One of the things I love the most about mindfulness practice is this duality between the idea that we need to train our minds and build skills and get somewhere, and the conflicting idea that we are to accept ourselves as we are, love ourselves, and offer ourselves compassion. That everything we are is OK, that we have enough, and we are enough. There seems to be a tension between these ideas, but it really only lies in the intellectual realm. When you actually practice mindfulness, you’ll find you can walk this line quite skillfully.
A 10-Minute Practice to Fully Experience the Present
- Start by finding a comfortable position. I like to think of myself as embodying my intention for the practice in the way I hold my body: I intend to do nothing, but with a sense of presence, awareness, and relaxation.
- Take a breath or two to let go of whatever came before this practice, and whatever may come after. You may close your eyes, or keep them open, finding a spot to focus your gaze.
- When you’re ready, let go of any kind of intention to change anything about what you’re experiencing in this moment. Drop the resistance and let it happen. If you find yourself naturally gravitating to another practice you do—paying attention to the breath, or sounds, or saying an affirmation—let that be a part of your natural state in this moment.
- You may also notice yourself feeling uncomfortable. Maybe you’re tired, drowsy, or getting bored already. Maybe you’re caught up in racing thoughts about all the challenges we’re facing. Whatever it is you’re noticing, in this practice, there’s no need to fight any of it. Just let it happen, in a radical act of self-acceptance.

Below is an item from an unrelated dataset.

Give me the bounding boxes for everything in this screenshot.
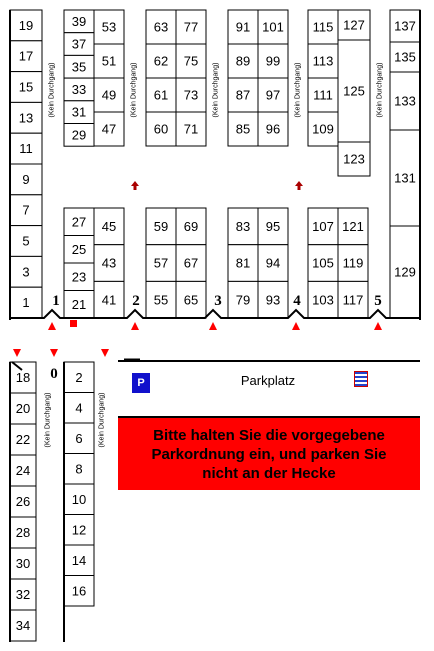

- Maybe you notice some external experience, like your neighbours are banging on the wall, or your roommate or spouse is speaking loudly in the other room. Embrace that as part of the meditation, and accept it as part of your experience in this moment. This is exactly what it’s like to be you in this moment. All we’re doing here is dropping the fight and accepting completely, just to see what happens. Bring a sense of curiosity. What happens when you fully do nothing, and let things be as they are?
- Often when we’re trying to take a break, that idea of taking a break can be pretty effortful. We can find ourselves trying really hard to relax, to stop thinking, to enjoy something. But is that really a break?
- In this practice, we are not trying to do anything. Maybe you are thinking. What happens when you just let that happen? Maybe you’re not enjoying this meditation, or you find yourself confused. You can let it happen.
- Sometimes our self-care routine—whether it’s exercise, mindfulness, or something else—becomes an entry on our task list that we’re trying to check off in our already overwhelmed lives. That can be a useful framing, but sometimes it can take over and we lose track of being present without striving to change something. Let’s refresh our intention, start again, and spend this time truly just being here, without any attempt to change anything about what we’re experiencing. For this next minute, anything you’re experiencing is OK exactly the way it is.
- Take this last moment to let go of the practice. At your own pace, see if you can carry forward whatever insight you discovered into whatever’s coming next in your day. A sense of balancing on the tightrope between striving to be better, to do better, to help yourself, to help others, to take care of yourself, to get that task done—with the sense of just being ok with the way things are. Especially in challenging situations, this can be a very difficult line to walk. I encourage you to keep this practices to balance out the more goal-directed practices in your routine.